540. Avenue de Merode

Avenue de Merode © Monique D'haeyere.JPG 

Vers 1930 – La Maison Wéry

Ce tronçon de l’avenue de Merode, entre l’avenue de Montalembert et la Place de la Vieille Taille (au fond de la photo) se développe à partir de 1925. ‘Une famille, les Wéry, est à l’origine de cette expansion’. Paul Buffin (I) raconte en 1996 :

‘En 1925, les parents Wéry achètent la maison de l’imprimeur Van Hecke (n° 27 et 29 actuels), conjointement avec une soeur. Lui, le père, ancien paveur est plié en deux, courbé par des années de travail sur les rues des villages environnants. Elle, la mère, Marie, surnommée D’jinleu, est entreprenante. Son surnom vient de son village d’origine, Genleau qui se prononce Ginleu en wallon. En plus de la maison, ils acquièrent les terrains nus qui s’étendent entre le n° 7 et le n° 25 actuels.
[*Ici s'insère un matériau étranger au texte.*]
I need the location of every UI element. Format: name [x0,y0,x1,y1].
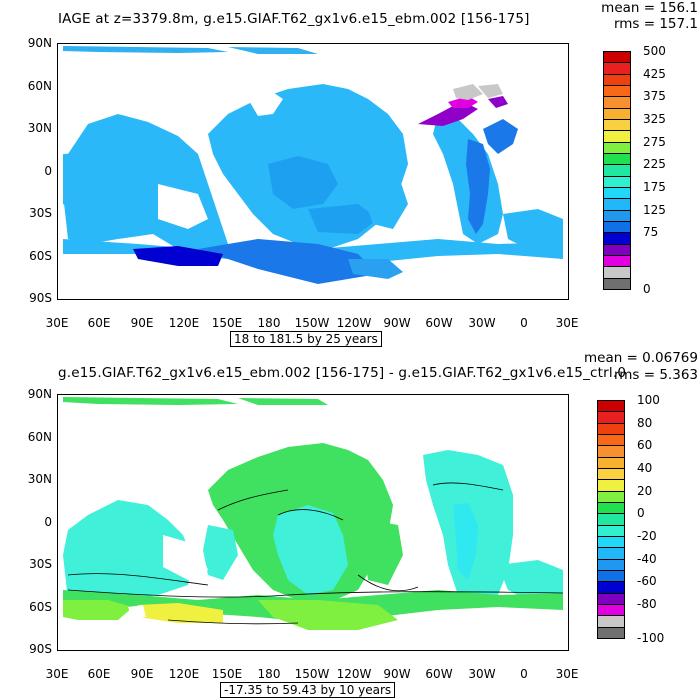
top-lat-label: 0 [44,164,52,178]
top-mean-value: mean = 156.1 [601,0,698,16]
colorbar-label: 0 [637,506,645,521]
bottom-lat-label: 0 [44,515,52,529]
colorbar-label: 275 [643,134,666,149]
top-lon-label: 90E [130,316,154,330]
bottom-lon-label: 120E [168,667,200,681]
colorbar-label: 325 [643,112,666,126]
bottom-lon-label: 30W [468,667,496,681]
colorbar-label: -60 [637,574,657,589]
colorbar-label: -40 [637,551,657,566]
top-lon-label: 90W [383,316,411,330]
top-map-frame [57,43,569,300]
top-lat-label: 90S [29,291,52,305]
bottom-rms-value: rms = 5.363 [613,367,698,383]
top-lat-label: 90N [27,36,52,50]
top-colorbar: 500 425 375 325 275 225 175 125 75 0 [603,44,693,296]
bottom-contour-range: -17.35 to 59.43 by 10 years [220,682,396,698]
top-lon-label: 60W [425,316,453,330]
bottom-map-svg [63,397,564,630]
bottom-map-frame [57,394,569,651]
bottom-colorbar: 100 80 60 40 20 0 -20 -40 -60 -80 -100 [597,393,693,645]
colorbar-label: 175 [643,180,666,194]
bottom-lon-label: 150W [294,667,330,681]
colorbar-label: 125 [643,202,666,217]
colorbar-label: 500 [643,44,666,58]
bottom-lon-label: 90W [383,667,411,681]
top-contour-range: 18 to 181.5 by 25 years [230,331,382,347]
colorbar-label: 40 [637,461,653,475]
top-lon-label: 180 [257,316,281,330]
colorbar-swatch [597,626,625,639]
bottom-lat-label: 90N [27,387,52,401]
colorbar-label: 100 [637,393,660,407]
bottom-lon-label: 30E [45,667,69,681]
bottom-lon-label: 150E [211,667,243,681]
bottom-panel-title: g.e15.GIAF.T62_gx1v6.e15_ebm.002 [156-17… [58,365,627,381]
bottom-lat-label: 90S [29,642,52,656]
top-lon-label: 30E [555,316,579,330]
bottom-lon-label: 120W [336,667,372,681]
colorbar-label: -100 [637,631,665,645]
bottom-lat-label: 30N [27,472,52,486]
colorbar-label: 75 [643,225,659,240]
colorbar-label: 225 [643,157,666,172]
top-lat-label: 60S [29,249,52,263]
top-lon-label: 120E [168,316,200,330]
top-lon-label: 60E [87,316,111,330]
top-lat-label: 30S [29,206,52,220]
colorbar-label: 60 [637,438,653,453]
bottom-lon-label: 90E [130,667,154,681]
top-lon-label: 120W [336,316,372,330]
top-map-panel: IAGE at z=3379.8m, g.e15.GIAF.T62_gx1v6.… [27,0,698,347]
bottom-lon-label: 30E [555,667,579,681]
top-lon-label: 0 [520,316,528,330]
bottom-lon-label: 60E [87,667,111,681]
bottom-lat-label: 60N [27,430,52,444]
top-map-svg [63,46,563,284]
colorbar-swatch [603,277,631,290]
bottom-lon-label: 60W [425,667,453,681]
top-panel-title: IAGE at z=3379.8m, g.e15.GIAF.T62_gx1v6.… [58,11,530,27]
bottom-mean-value: mean = 0.06769 [583,350,698,366]
colorbar-label: 375 [643,89,666,104]
bottom-lat-label: 30S [29,557,52,571]
top-rms-value: rms = 157.1 [613,16,698,32]
bottom-map-panel: g.e15.GIAF.T62_gx1v6.e15_ebm.002 [156-17… [0,350,700,700]
colorbar-label: -80 [637,597,657,611]
top-lon-label: 30W [468,316,496,330]
colorbar-label: 80 [637,415,653,430]
top-lon-label: 150W [294,316,330,330]
top-lon-label: 150E [211,316,243,330]
bottom-lon-label: 180 [257,667,281,681]
top-lat-label: 60N [27,79,52,93]
colorbar-label: -20 [637,529,657,543]
top-lat-label: 30N [27,121,52,135]
colorbar-label: 425 [643,66,666,81]
bottom-lon-label: 0 [520,667,528,681]
top-lon-label: 30E [45,316,69,330]
bottom-lat-label: 60S [29,600,52,614]
colorbar-label: 0 [643,282,651,296]
colorbar-label: 20 [637,483,653,498]
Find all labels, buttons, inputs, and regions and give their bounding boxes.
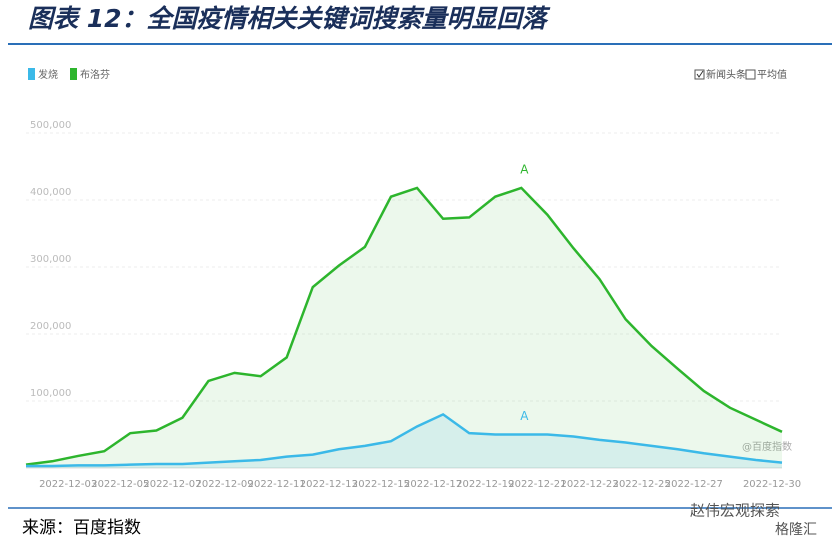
source: 来源：百度指数 [22, 518, 141, 538]
annotation: A [520, 162, 529, 176]
watermark: @百度指数 [742, 440, 792, 453]
brand: 赵伟宏观探索 [690, 502, 780, 520]
legend-label: 发烧 [38, 68, 58, 81]
checkbox[interactable] [745, 69, 756, 80]
legend-label: 布洛芬 [80, 68, 110, 81]
x-tick-label: 2022-12-21 [508, 479, 566, 490]
checkbox[interactable] [694, 69, 705, 80]
x-tick-label: 2022-12-03 [39, 479, 97, 490]
line [25, 186, 783, 466]
chart-title: 图表 12：全国疫情相关关键词搜索量明显回落 [28, 4, 550, 33]
x-tick-label: 2022-12-11 [248, 479, 306, 490]
area [26, 414, 782, 468]
legend-swatch [28, 68, 35, 80]
x-tick-label: 2022-12-27 [665, 479, 723, 490]
x-tick-label: 2022-12-17 [404, 479, 462, 490]
y-tick-label: 200,000 [30, 321, 71, 332]
brand2: 格隆汇 [775, 522, 817, 538]
x-tick-label: 2022-12-30 [743, 479, 801, 490]
x-tick-label: 2022-12-15 [352, 479, 410, 490]
x-tick-label: 2022-12-09 [195, 479, 253, 490]
x-tick-label: 2022-12-25 [613, 479, 671, 490]
option[interactable]: 新闻头条 [706, 68, 746, 81]
legend-swatch [70, 68, 77, 80]
annotation: A [520, 409, 529, 423]
y-tick-label: 500,000 [30, 120, 71, 131]
x-tick-label: 2022-12-23 [560, 479, 618, 490]
area [26, 187, 782, 468]
line [26, 412, 783, 468]
x-tick-label: 2022-12-13 [300, 479, 358, 490]
x-tick-label: 2022-12-07 [143, 479, 201, 490]
x-tick-label: 2022-12-19 [456, 479, 514, 490]
x-tick-label: 2022-12-05 [91, 479, 149, 490]
option[interactable]: 平均值 [757, 68, 787, 81]
check [696, 70, 704, 78]
y-tick-label: 100,000 [30, 388, 71, 399]
y-tick-label: 400,000 [30, 187, 71, 198]
y-tick-label: 300,000 [30, 254, 71, 265]
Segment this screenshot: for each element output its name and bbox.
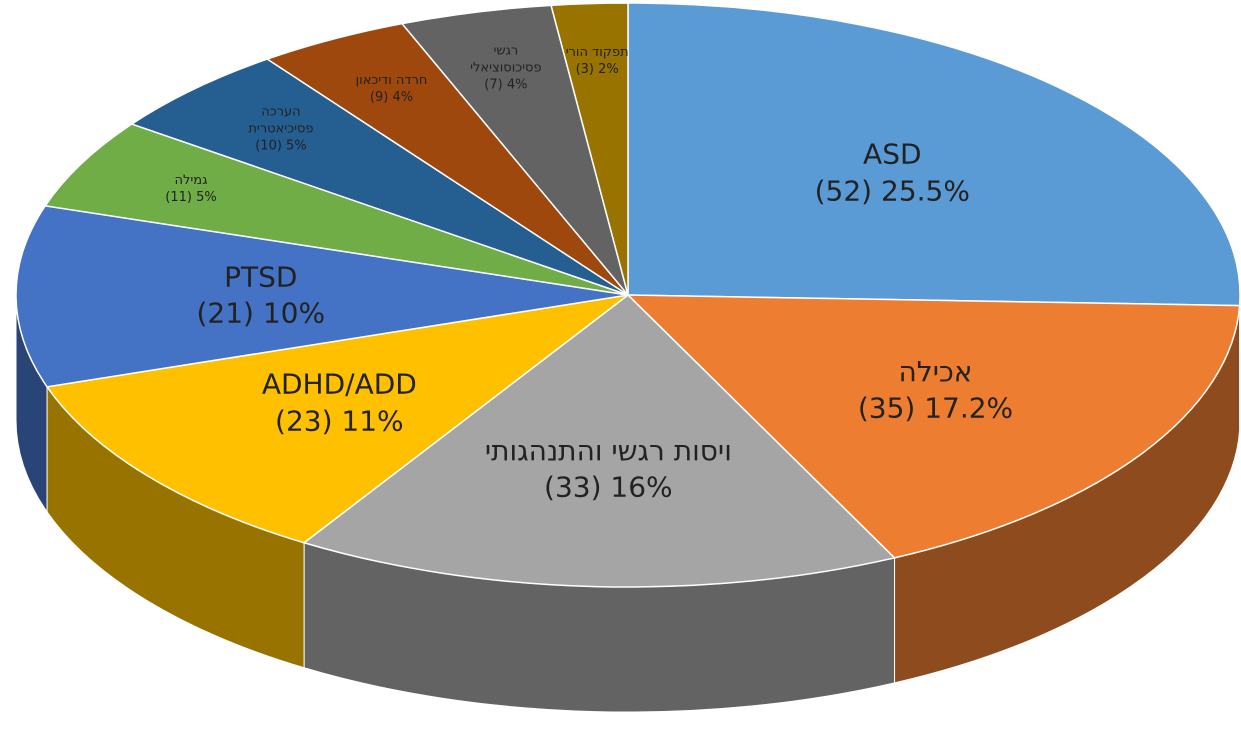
- slice-label: חרדה ודיכאון (9) 4%: [351, 74, 431, 108]
- slice-label: ASD (52) 25.5%: [762, 137, 1022, 210]
- pie-slice: [43, 123, 629, 296]
- value-label: (21) 10%: [196, 296, 326, 330]
- pie-slice: [15, 205, 629, 388]
- category-name: ASD: [863, 137, 922, 171]
- category-name: PTSD: [224, 260, 298, 294]
- pie-slice: [302, 294, 897, 588]
- slice-label: PTSD (21) 10%: [131, 259, 391, 332]
- value-label: (33) 16%: [544, 470, 673, 504]
- category-name: ADHD/ADD: [261, 367, 417, 401]
- category-name: ויסות רגשי והתנהגותי: [484, 434, 732, 468]
- pie-slice: [45, 294, 629, 544]
- pie-slice: [550, 2, 629, 296]
- slice-label: הערכה פסיכיאטרית (10) 5%: [241, 105, 321, 156]
- slice-label: ויסות רגשי והתנהגותי (33) 16%: [478, 434, 738, 507]
- category-name: חרדה ודיכאון: [355, 73, 428, 89]
- value-label: (52) 25.5%: [814, 174, 970, 208]
- pie-slice: [130, 58, 629, 296]
- slice-label: גמילה (11) 5%: [151, 173, 231, 207]
- value-label: (11) 5%: [165, 189, 217, 205]
- value-label: (7) 4%: [484, 77, 528, 93]
- pie-slice: [626, 294, 1241, 559]
- category-name: גמילה: [174, 172, 208, 188]
- value-label: (10) 5%: [255, 138, 307, 154]
- slice-label: תפקוד הורי (3) 2%: [557, 45, 637, 79]
- pie-slice: [627, 2, 1241, 307]
- category-name: תפקוד הורי: [565, 44, 629, 60]
- slice-label: ADHD/ADD (23) 11%: [209, 367, 469, 440]
- value-label: (35) 17.2%: [857, 391, 1014, 425]
- category-name: הערכה פסיכיאטרית: [248, 104, 314, 137]
- value-label: (3) 2%: [575, 61, 619, 77]
- category-name: אכילה: [898, 355, 973, 389]
- slice-label: אכילה (35) 17.2%: [806, 354, 1066, 427]
- value-label: (9) 4%: [369, 90, 414, 106]
- category-name: רגשי פסיכוסוציאלי: [470, 43, 542, 76]
- value-label: (23) 11%: [275, 404, 404, 438]
- slice-label: רגשי פסיכוסוציאלי (7) 4%: [466, 43, 546, 94]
Les parents Wéry ouvrent une laiterie-épicerie dans leur maison et commencent la distribution de lait dans le village, aidés par leurs enfants. Cette boutique, comme toutes celles du village, au cours de ces années là, embaume dans la pénombre. L’épicerie se débite en vrac, dans des sachets, pour le sucre, le café… ou dans le récipient du client, pour la moutarde et l’huile. Le savon noir, stocké dans un seau, est servi dans un morceau de papier brun. On trouve de tout dans ces magasins. De la confiserie: un caramel coûte 5 centimes, un bâton sûr ou un chocolat diable 25 centimes, un bâton de chocolat 1 franc. En plus, il y a des sabots, des brosses, du tabac, du fil à coudre, des aiguilles, de la laine, quelques vêtements… Ce sont de très, très petits supermarchés avant la lettre.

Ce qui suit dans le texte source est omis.